For Valentine's Day, I took my boyfriend to see a new musical called Transport at the Irish Repertory Theatre. First of all, I'm a sucker for musicals and the music was described online as "traditional Irish music mixed with a contemporary Folk-Rock & Broadway resonance." I imagined it being something similar to the music from Once, which in itself was enough to get me pumped. What's even cooler is that the book is written by Thomas Keneally, the guy who wrote Schindler's List! The music started immediately... and it never really stopped! Obviously it's a musical and is supposed to have musical numbers, but by the end of it all I could count the number of spoken lines on one hand. It was almost as if the music was written first and then a few lines were added in here and there to try to make the show more fluid. I'm not saying I didn't like the music - It's just that it all seemed to move so quickly. Five minutes into the show, I consulted my playbill to check the name of the current song and found to my surprise that the actors were already onto the fifth song. When did that happen?
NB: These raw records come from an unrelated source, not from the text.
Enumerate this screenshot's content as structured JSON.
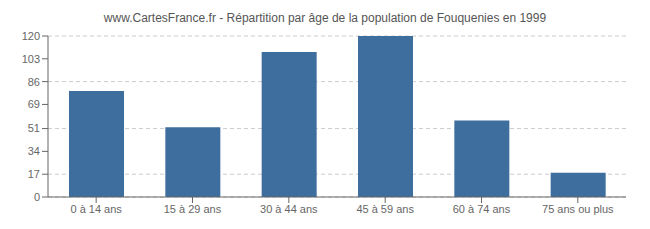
{
  "chart_data": {
    "type": "bar",
    "title": "www.CartesFrance.fr - Répartition par âge de la population de Fouquenies en 1999",
    "categories": [
      "0 à 14 ans",
      "15 à 29 ans",
      "30 à 44 ans",
      "45 à 59 ans",
      "60 à 74 ans",
      "75 ans ou plus"
    ],
    "values": [
      79,
      52,
      108,
      120,
      57,
      18
    ],
    "color": "#3d6e9e",
    "ylim": [
      0,
      120
    ],
    "yticks": [
      0,
      17,
      34,
      51,
      69,
      86,
      103,
      120
    ],
    "grid": true
  }
}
One of the things that held me was the lead actress, Kate O'Hara. Her voice was seriously on point and I couldn't take my eyes off of her. With all the Irish folk dancing and singing, the stage sometimes looked like a real party. Although, judging by the astonishing number of snoozing senior citizens in the audience (there were seriously like 7 in my row alone), I didn't get the feeling that many people were into it. But, over a week later, I still wake up with some of the songs from the show in my head. This one song in particular, actually, called Australia (although in the show it's pronounced Aw-stray-lee-ay).
I've given a lot of thought about Transport, and the feeling I had of being let down in some way after having seen it. And I've come to the conclusion that Transport wasn't responsible for disappointing me; It was my expectations. Who knows? If I could have gotten over what I wanted the show to be, perhaps I could have appreciated what the show was. I know that no matter how uninformed a person is when they see theatre, they always have some idea of that particular show. But does the world of information at our fingertips (play descriptions, reviews, interviews, etc) take away from the art itself?